« Compte tenu de la nécessité d’assurer la sécurité alimentaire », le gouvernement sri-lankais a réintroduit des « intrants chimiques dont le besoin est urgent » pour son agriculture, six mois après le lancement d’un programme visant au tout biologique.
La fin de l’exemple sri-lankais ? L’île du sous-continent indien a annoncé ce 21 novembre la levée immédiate de l’interdiction d’importer des pesticides et d’autres intrants agricoles, abandonnant au moins temporairement son programme visant à devenir le premier producteur mondial d’aliments 100 % biologiques, à peine six mois après son lancement. En cause, un risque imminent pour sa sécurité alimentaire.
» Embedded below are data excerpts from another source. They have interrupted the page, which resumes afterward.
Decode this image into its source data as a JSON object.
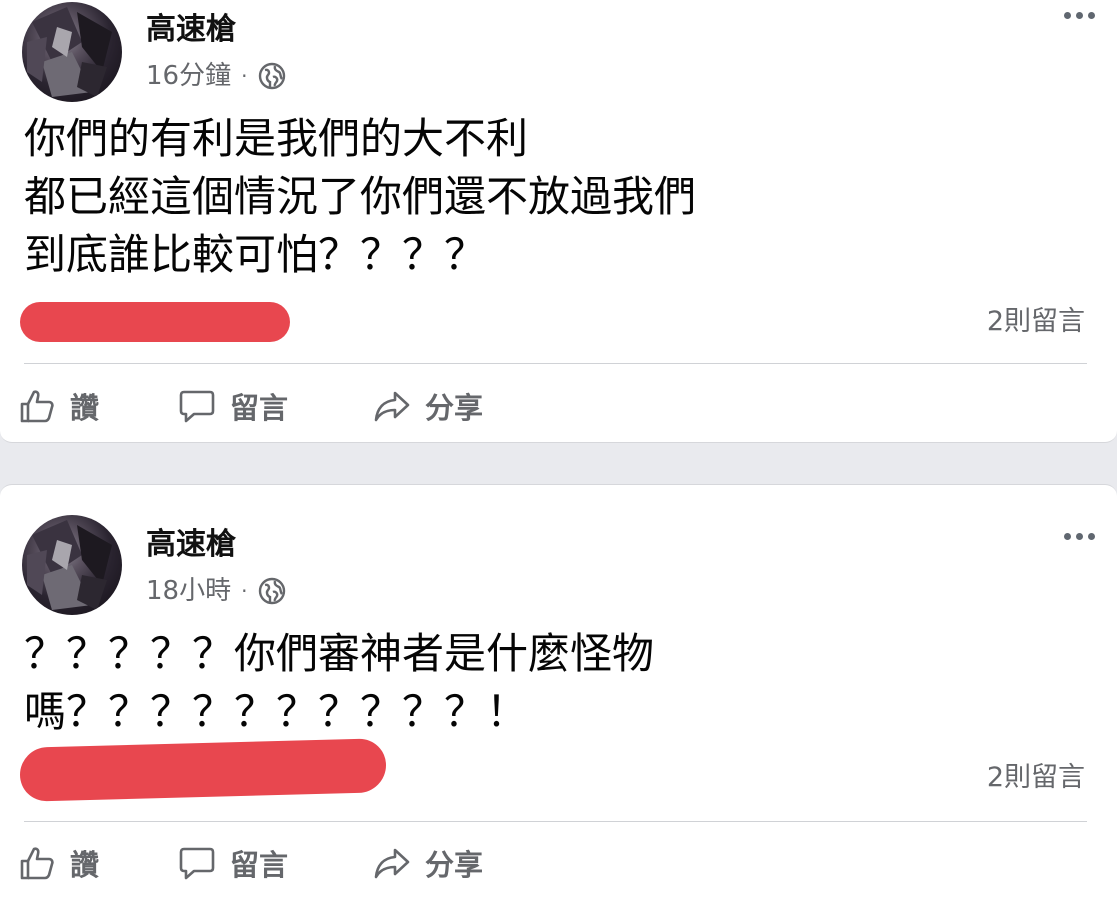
{
  "posts": [
    {
      "author": "高速槍",
      "time": "16分鐘",
      "separator": "·",
      "privacy_icon": "globe-icon",
      "lines": [
        "你們的有利是我們的大不利",
        "都已經這個情況了你們還不放過我們",
        "到底誰比較可怕？？？？"
      ],
      "comment_count": "2則留言",
      "actions": {
        "like": "讚",
        "comment": "留言",
        "share": "分享"
      }
    },
    {
      "author": "高速槍",
      "time": "18小時",
      "separator": "·",
      "privacy_icon": "globe-icon",
      "lines": [
        "？？？？？你們審神者是什麼怪物",
        "嗎？？？？？？？？？？！"
      ],
      "comment_count": "2則留言",
      "actions": {
        "like": "讚",
        "comment": "留言",
        "share": "分享"
      }
    }
  ],
  "colors": {
    "background": "#e9eaee",
    "card": "#ffffff",
    "secondary_text": "#65676b",
    "redaction": "#e8474f"
  }
}
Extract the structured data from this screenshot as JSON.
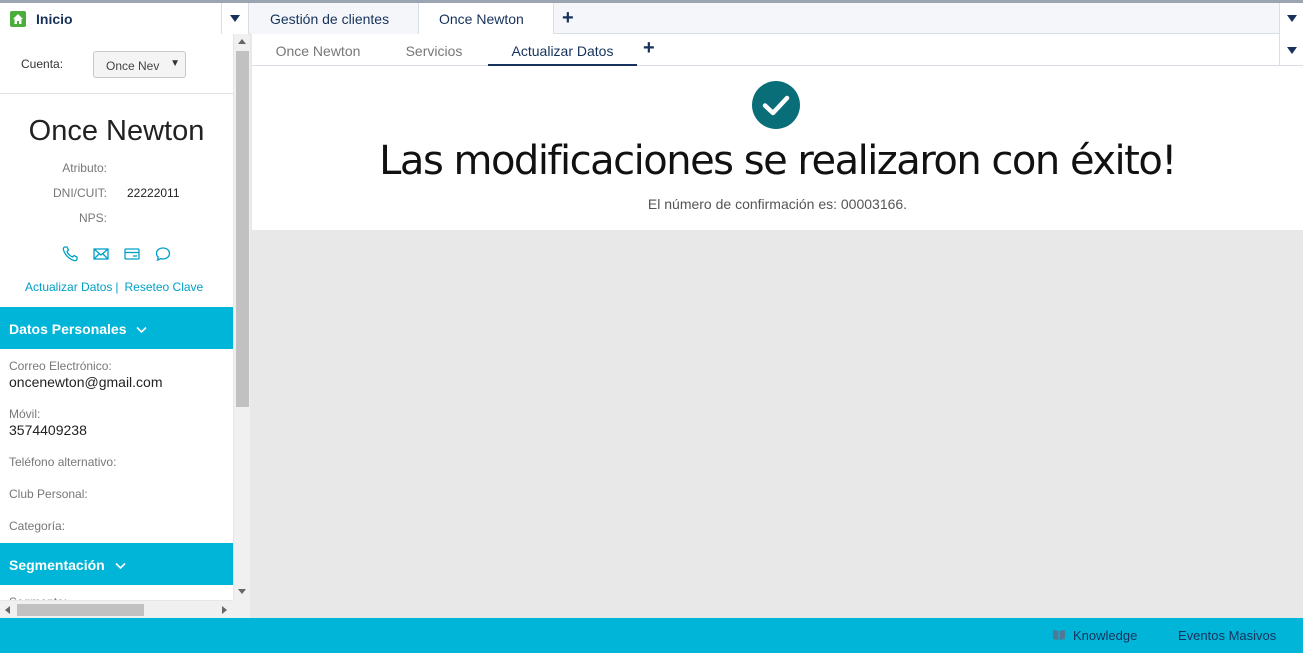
{
  "top_tabs": {
    "home_label": "Inicio",
    "tabs": [
      {
        "label": "Gestión de clientes"
      },
      {
        "label": "Once Newton"
      }
    ]
  },
  "sidebar": {
    "account_label": "Cuenta:",
    "account_value": "Once Nev",
    "customer_name": "Once Newton",
    "attributes": [
      {
        "label": "Atributo:",
        "value": ""
      },
      {
        "label": "DNI/CUIT:",
        "value": "22222011"
      },
      {
        "label": "NPS:",
        "value": ""
      }
    ],
    "links": {
      "update": "Actualizar Datos",
      "separator": "|",
      "reset": "Reseteo Clave"
    },
    "section_personal": "Datos Personales",
    "fields": [
      {
        "label": "Correo Electrónico:",
        "value": "oncenewton@gmail.com"
      },
      {
        "label": "Móvil:",
        "value": "3574409238"
      },
      {
        "label": "Teléfono alternativo:",
        "value": ""
      },
      {
        "label": "Club Personal:",
        "value": ""
      },
      {
        "label": "Categoría:",
        "value": ""
      }
    ],
    "section_segmentation": "Segmentación",
    "segment_label": "Segmento:"
  },
  "subtabs": [
    {
      "label": "Once Newton"
    },
    {
      "label": "Servicios"
    },
    {
      "label": "Actualizar Datos"
    }
  ],
  "success": {
    "title": "Las modificaciones se realizaron con éxito!",
    "confirmation": "El número de confirmación es: 00003166."
  },
  "footer": {
    "knowledge": "Knowledge",
    "events": "Eventos Masivos"
  },
  "colors": {
    "accent": "#00b5d8",
    "success_check": "#0a6e78",
    "link": "#00a0c6",
    "navy": "#16325c"
  }
}
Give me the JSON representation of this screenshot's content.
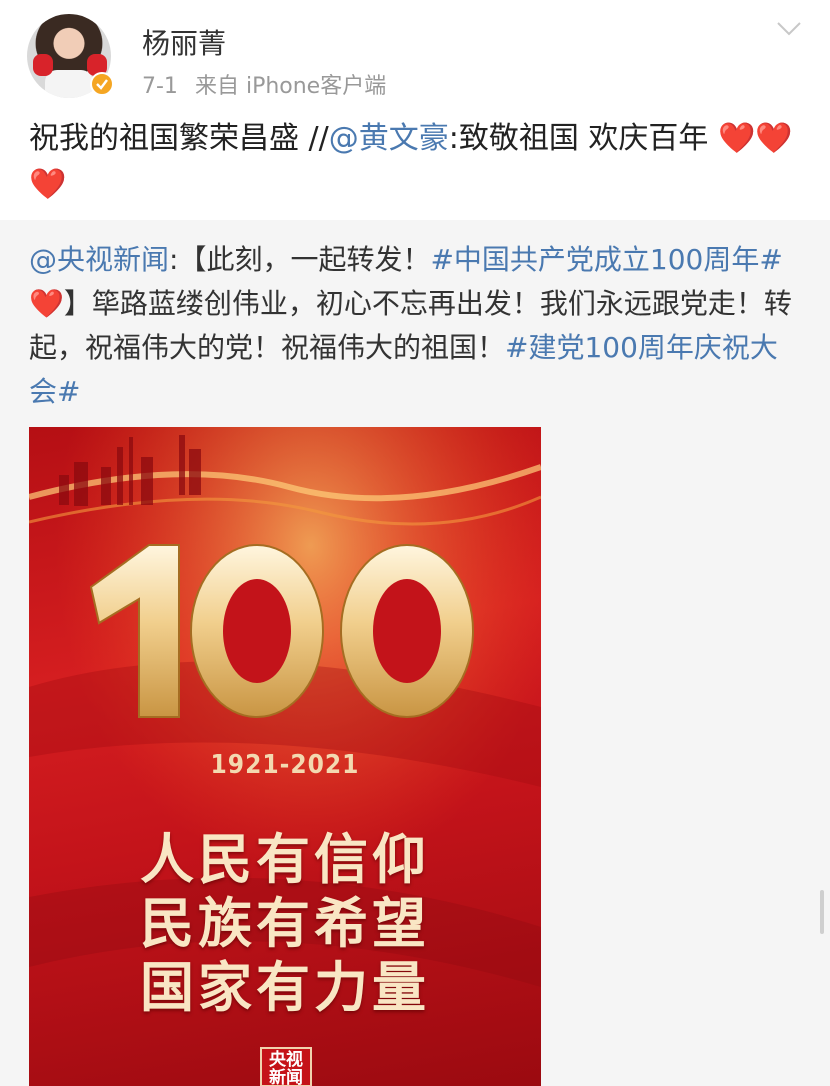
{
  "post": {
    "author": "杨丽菁",
    "time": "7-1",
    "source_prefix": "来自",
    "source": "iPhone客户端",
    "text_main": "祝我的祖国繁荣昌盛 //",
    "mention": "@黄文豪",
    "text_after": ":致敬祖国 欢庆百年",
    "hearts": "❤️❤️❤️"
  },
  "repost": {
    "mention": "@央视新闻",
    "colon": ":【此刻，一起转发！",
    "topic1": "#中国共产党成立100周年#",
    "heart": "❤️",
    "body": "】筚路蓝缕创伟业，初心不忘再出发！我们永远跟党走！转起，祝福伟大的党！祝福伟大的祖国！",
    "topic2": "#建党100周年庆祝大会#"
  },
  "poster": {
    "number": "100",
    "years": "1921-2021",
    "line1": "人民有信仰",
    "line2": "民族有希望",
    "line3": "国家有力量",
    "logo_line1": "央视",
    "logo_line2": "新闻"
  },
  "icons": {
    "menu": "chevron-down-icon",
    "badge": "verified-badge-icon"
  },
  "colors": {
    "link": "#4a79b0",
    "heart": "#e53a31",
    "poster_red": "#c3131a",
    "badge": "#f5a623"
  }
}
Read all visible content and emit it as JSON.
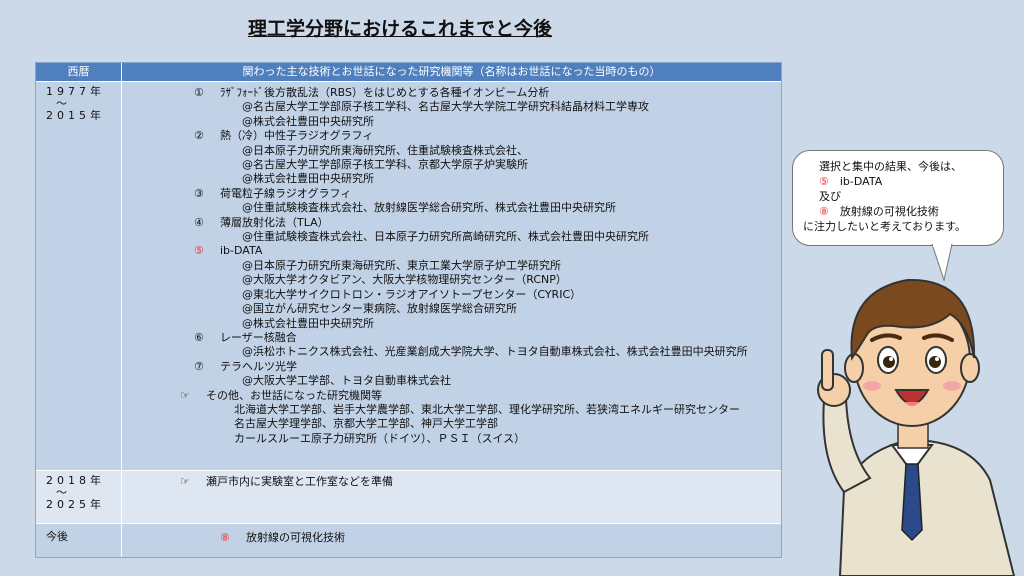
{
  "title": "理工学分野におけるこれまでと今後",
  "table": {
    "headers": {
      "year": "西暦",
      "content": "関わった主な技術とお世話になった研究機関等（名称はお世話になった当時のもの）"
    },
    "rows": [
      {
        "year_start": "1977年",
        "year_sep": "～",
        "year_end": "2015年",
        "items": [
          {
            "num": "①",
            "title": "ﾗｻﾞﾌｫｰﾄﾞ後方散乱法（RBS）をはじめとする各種イオンビーム分析",
            "subs": [
              "@名古屋大学工学部原子核工学科、名古屋大学大学院工学研究科結晶材料工学専攻",
              "@株式会社豊田中央研究所"
            ]
          },
          {
            "num": "②",
            "title": "熱（冷）中性子ラジオグラフィ",
            "subs": [
              "@日本原子力研究所東海研究所、住重試験検査株式会社、",
              "@名古屋大学工学部原子核工学科、京都大学原子炉実験所",
              "@株式会社豊田中央研究所"
            ]
          },
          {
            "num": "③",
            "title": "荷電粒子線ラジオグラフィ",
            "subs": [
              "@住重試験検査株式会社、放射線医学総合研究所、株式会社豊田中央研究所"
            ]
          },
          {
            "num": "④",
            "title": "薄層放射化法（TLA）",
            "subs": [
              "@住重試験検査株式会社、日本原子力研究所高崎研究所、株式会社豊田中央研究所"
            ]
          },
          {
            "num": "⑤",
            "title": "ib-DATA",
            "highlight": true,
            "subs": [
              "@日本原子力研究所東海研究所、東京工業大学原子炉工学研究所",
              "@大阪大学オクタビアン、大阪大学核物理研究センター（RCNP）",
              "@東北大学サイクロトロン・ラジオアイソトープセンター（CYRIC）",
              "@国立がん研究センター東病院、放射線医学総合研究所",
              "@株式会社豊田中央研究所"
            ]
          },
          {
            "num": "⑥",
            "title": "レーザー核融合",
            "subs": [
              "@浜松ホトニクス株式会社、光産業創成大学院大学、トヨタ自動車株式会社、株式会社豊田中央研究所"
            ]
          },
          {
            "num": "⑦",
            "title": "テラヘルツ光学",
            "subs": [
              "@大阪大学工学部、トヨタ自動車株式会社"
            ]
          }
        ],
        "other": {
          "marker": "☞",
          "title": "その他、お世話になった研究機関等",
          "subs": [
            "北海道大学工学部、岩手大学農学部、東北大学工学部、理化学研究所、若狭湾エネルギー研究センター",
            "名古屋大学理学部、京都大学工学部、神戸大学工学部",
            "カールスルーエ原子力研究所（ドイツ）、ＰＳＩ（スイス）"
          ]
        }
      },
      {
        "year_start": "2018年",
        "year_sep": "～",
        "year_end": "2025年",
        "marker": "☞",
        "text": "瀬戸市内に実験室と工作室などを準備"
      },
      {
        "year": "今後",
        "num": "⑧",
        "text": "放射線の可視化技術"
      }
    ]
  },
  "bubble": {
    "line1": "選択と集中の結果、今後は、",
    "num5": "⑤",
    "item5": "ib-DATA",
    "and": "及び",
    "num8": "⑧",
    "item8": "放射線の可視化技術",
    "line5": "に注力したいと考えております。"
  },
  "colors": {
    "background": "#ccd9e8",
    "header": "#4f7fbd",
    "row_a": "#c2d2e6",
    "row_b": "#dde6f1",
    "highlight": "#e53935"
  }
}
« Nous autoriserons désormais les intrants chimiques dont le besoin est urgent », a déclaré le secrétaire du ministère Udith Jayasinghe à la chaîne de télévision privée News First, avant la tenue de manifestations d’agriculteurs à Colombo, la capitale économique du pays. « Compte tenu de la nécessité d’assurer la sécurité alimentaire, nous avons pris cette décision », a-t-il expliqué, annonçant la levée de la large interdiction de tous les produits agrochimiques, y compris les herbicides et les pesticides.
En pleine crise économique, le Sri Lanka est notamment victime d’une sévère chute de ses réserves de devises, entraînant des pénuries de vivres, de pétrole brut et d’autres produits essentiels. Les réserves de changes du pays sont tombées à 2,3 milliards de dollars fin octobre, contre 7,5 milliards de dollars lorsque le gouvernement actuel est arrivé au pouvoir il y a près de deux ans.
Par ailleurs, les pénuries se sont aggravées à la mi-novembre, les prix du riz, des légumes et d’autres produits de base ayant doublé dans tout le pays. Les supermarchés ont également rationné les ventes de riz, n’autorisant que cinq kilos par client.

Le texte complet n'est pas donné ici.